BTW, I trod the Ho Chi Minh trail back in 1969 and experienced what I'm tellin' ya with my own eyes. (I personally pulled the damn trigger.)
I was there in '70. The other problem is that most of the kids pulling triggers couldn't hit anything. particularly on full auto "spray 'n pray."
When they issued me my M-16 I asked, "Where do I sight it in?"
They said, "Huh, Lieutenant?"
I gritted my teeth. When they issued me my Infantry platoon I asked, "Hou many of you have sighted in your rifles?"
They said, "Huh, LT?"
I said--- Well, never mind. They were good kids, and I brought them all back.
"In his book on re-entry, 'They All Come Back,' Travis notes that only about 25 percent of the violent-crime reduction in the 1990s was because of 'incapacitation' - the fact that would-be criminals were locked up and unable to commit more crimes."
*Only* 25%? That seems like, you know, a lot.
I also notice that the NYT article doesn't draw distinctions among criminals. There's no distinguishing between the guy who's done multiple violent felonies (on one extreme) and Dave Dope-peddler (on another extreme). You can make a case for not locking up the latter at all and locking up the former for life. And for those in the middle -- youths with first-offense burglaries and the like -- what about them? Can't the Times draw distinctions instead of just lumping all convicts together?
I sat in on a meeting for a faith based group, and if done correctly, it's actually a good plan for the ultimate privatization of welfare services.
Example:
The status quo is that the city is going to build a community center in a down and out neighborhood. A building, some basketball courts, etc, and the city will staff it during normal business hours, into the early evening, and on weekends. In this, they'll also offer all kinds of classes; anger management, personal budgeting 101, substance abuse help, etc.
Under a faith based plan, the city gives a qualifying church the dough for the building, with a multiple year agreement agreeing to let the building be used as a community center. Absolutely no church or religious activities are allowed during biz hours, and the church staffs the building, teaches state approved - non religious classes, and so on.
The city saves hundreds of thousands of dollars, even into the millions depending on the city and usage, and the church gets a building.
And as long as there are groups of people who are thrown into apopleptic fits at the sight of a Christian church - and there always will be those types - such practices are not likely to get out of hand by breaking rules about proselytizing.

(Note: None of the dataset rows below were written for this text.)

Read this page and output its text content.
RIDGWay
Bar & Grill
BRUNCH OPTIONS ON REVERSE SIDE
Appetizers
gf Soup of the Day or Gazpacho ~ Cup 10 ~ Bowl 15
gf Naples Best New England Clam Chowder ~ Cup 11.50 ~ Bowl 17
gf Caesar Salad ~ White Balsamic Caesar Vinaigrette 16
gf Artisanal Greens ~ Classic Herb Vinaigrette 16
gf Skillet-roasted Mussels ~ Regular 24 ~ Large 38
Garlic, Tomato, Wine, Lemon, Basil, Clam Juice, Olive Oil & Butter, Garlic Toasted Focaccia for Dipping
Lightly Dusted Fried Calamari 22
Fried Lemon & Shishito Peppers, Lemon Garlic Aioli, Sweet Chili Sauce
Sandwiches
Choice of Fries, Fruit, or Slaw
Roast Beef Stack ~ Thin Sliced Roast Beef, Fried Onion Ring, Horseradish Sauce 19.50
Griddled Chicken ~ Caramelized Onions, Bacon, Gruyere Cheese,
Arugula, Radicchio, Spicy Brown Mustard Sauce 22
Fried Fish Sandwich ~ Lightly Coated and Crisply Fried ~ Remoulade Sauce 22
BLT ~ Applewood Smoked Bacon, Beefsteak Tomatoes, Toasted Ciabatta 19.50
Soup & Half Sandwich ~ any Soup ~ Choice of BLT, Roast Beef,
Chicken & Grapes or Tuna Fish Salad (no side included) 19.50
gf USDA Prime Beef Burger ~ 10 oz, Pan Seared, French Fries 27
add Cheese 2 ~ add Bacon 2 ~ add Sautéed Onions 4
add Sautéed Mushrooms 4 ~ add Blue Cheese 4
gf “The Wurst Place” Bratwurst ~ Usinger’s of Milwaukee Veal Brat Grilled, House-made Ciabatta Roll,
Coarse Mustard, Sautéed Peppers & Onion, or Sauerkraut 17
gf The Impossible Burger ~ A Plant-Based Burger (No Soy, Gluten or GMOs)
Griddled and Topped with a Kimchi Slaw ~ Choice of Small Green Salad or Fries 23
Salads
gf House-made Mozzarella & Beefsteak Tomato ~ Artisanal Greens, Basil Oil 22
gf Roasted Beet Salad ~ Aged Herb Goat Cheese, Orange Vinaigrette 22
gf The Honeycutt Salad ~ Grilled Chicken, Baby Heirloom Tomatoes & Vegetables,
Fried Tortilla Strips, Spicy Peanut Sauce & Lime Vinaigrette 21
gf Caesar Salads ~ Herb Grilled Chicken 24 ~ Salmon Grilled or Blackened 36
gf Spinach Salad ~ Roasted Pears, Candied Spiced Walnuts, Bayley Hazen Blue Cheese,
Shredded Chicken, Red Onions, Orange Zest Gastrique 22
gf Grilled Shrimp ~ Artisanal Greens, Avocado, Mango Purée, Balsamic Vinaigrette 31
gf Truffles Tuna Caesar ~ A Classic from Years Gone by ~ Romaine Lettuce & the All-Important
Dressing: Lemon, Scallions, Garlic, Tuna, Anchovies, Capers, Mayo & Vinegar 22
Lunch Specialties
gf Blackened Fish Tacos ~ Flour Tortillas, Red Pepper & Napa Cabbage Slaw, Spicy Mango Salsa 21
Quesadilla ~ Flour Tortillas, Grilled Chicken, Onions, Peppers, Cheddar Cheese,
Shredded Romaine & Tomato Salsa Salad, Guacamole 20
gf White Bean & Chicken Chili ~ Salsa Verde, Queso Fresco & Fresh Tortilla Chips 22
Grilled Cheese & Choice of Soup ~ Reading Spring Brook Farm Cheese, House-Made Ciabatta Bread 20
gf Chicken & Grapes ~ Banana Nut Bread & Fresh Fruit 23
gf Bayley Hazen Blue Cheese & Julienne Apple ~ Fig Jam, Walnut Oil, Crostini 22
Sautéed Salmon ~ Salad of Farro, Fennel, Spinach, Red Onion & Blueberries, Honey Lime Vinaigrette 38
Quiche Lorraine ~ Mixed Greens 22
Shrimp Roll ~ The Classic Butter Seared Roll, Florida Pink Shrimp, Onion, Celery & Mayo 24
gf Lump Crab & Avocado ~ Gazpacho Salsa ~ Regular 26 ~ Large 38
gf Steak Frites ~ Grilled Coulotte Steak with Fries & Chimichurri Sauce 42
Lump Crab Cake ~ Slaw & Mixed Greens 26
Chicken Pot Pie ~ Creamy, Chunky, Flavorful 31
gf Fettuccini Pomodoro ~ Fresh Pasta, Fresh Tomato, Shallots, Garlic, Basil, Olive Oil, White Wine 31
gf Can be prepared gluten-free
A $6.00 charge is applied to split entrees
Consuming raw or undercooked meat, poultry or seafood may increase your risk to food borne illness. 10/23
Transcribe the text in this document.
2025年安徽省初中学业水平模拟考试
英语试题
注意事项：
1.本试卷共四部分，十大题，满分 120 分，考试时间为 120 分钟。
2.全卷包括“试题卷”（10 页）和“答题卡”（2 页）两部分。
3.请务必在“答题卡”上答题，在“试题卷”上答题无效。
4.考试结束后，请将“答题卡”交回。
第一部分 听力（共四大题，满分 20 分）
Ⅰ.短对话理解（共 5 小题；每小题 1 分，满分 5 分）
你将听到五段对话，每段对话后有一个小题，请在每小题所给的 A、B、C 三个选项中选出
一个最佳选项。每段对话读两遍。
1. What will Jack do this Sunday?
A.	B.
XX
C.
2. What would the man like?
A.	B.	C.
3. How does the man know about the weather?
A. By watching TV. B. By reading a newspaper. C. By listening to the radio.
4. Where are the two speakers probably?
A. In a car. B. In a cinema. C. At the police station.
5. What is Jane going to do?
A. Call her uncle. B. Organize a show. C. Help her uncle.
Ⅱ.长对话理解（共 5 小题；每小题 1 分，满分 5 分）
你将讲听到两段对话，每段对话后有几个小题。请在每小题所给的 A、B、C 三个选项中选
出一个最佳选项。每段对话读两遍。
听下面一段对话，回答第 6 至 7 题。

Yes, I'm not surprised more modern evangelicals are pushing towards more socialistic policies. Socialism came from "Christian reformers".
Also, if you've ever been to jail they do forcefully try to indoctrinate you. When I was there (because of a small bag of marijuana :P), they forced everyone out of their cell and into a room where we had to listen to a preacher drone on, on how we all "needed to be saved".
If you didn't go listen to said preacher inmates told me you would be beaten by guards.
It's the perfect place to indoctrinate and robotize men away from their inherent rights and goodness into strait-jacket conformists to whatever whim the current church pushes.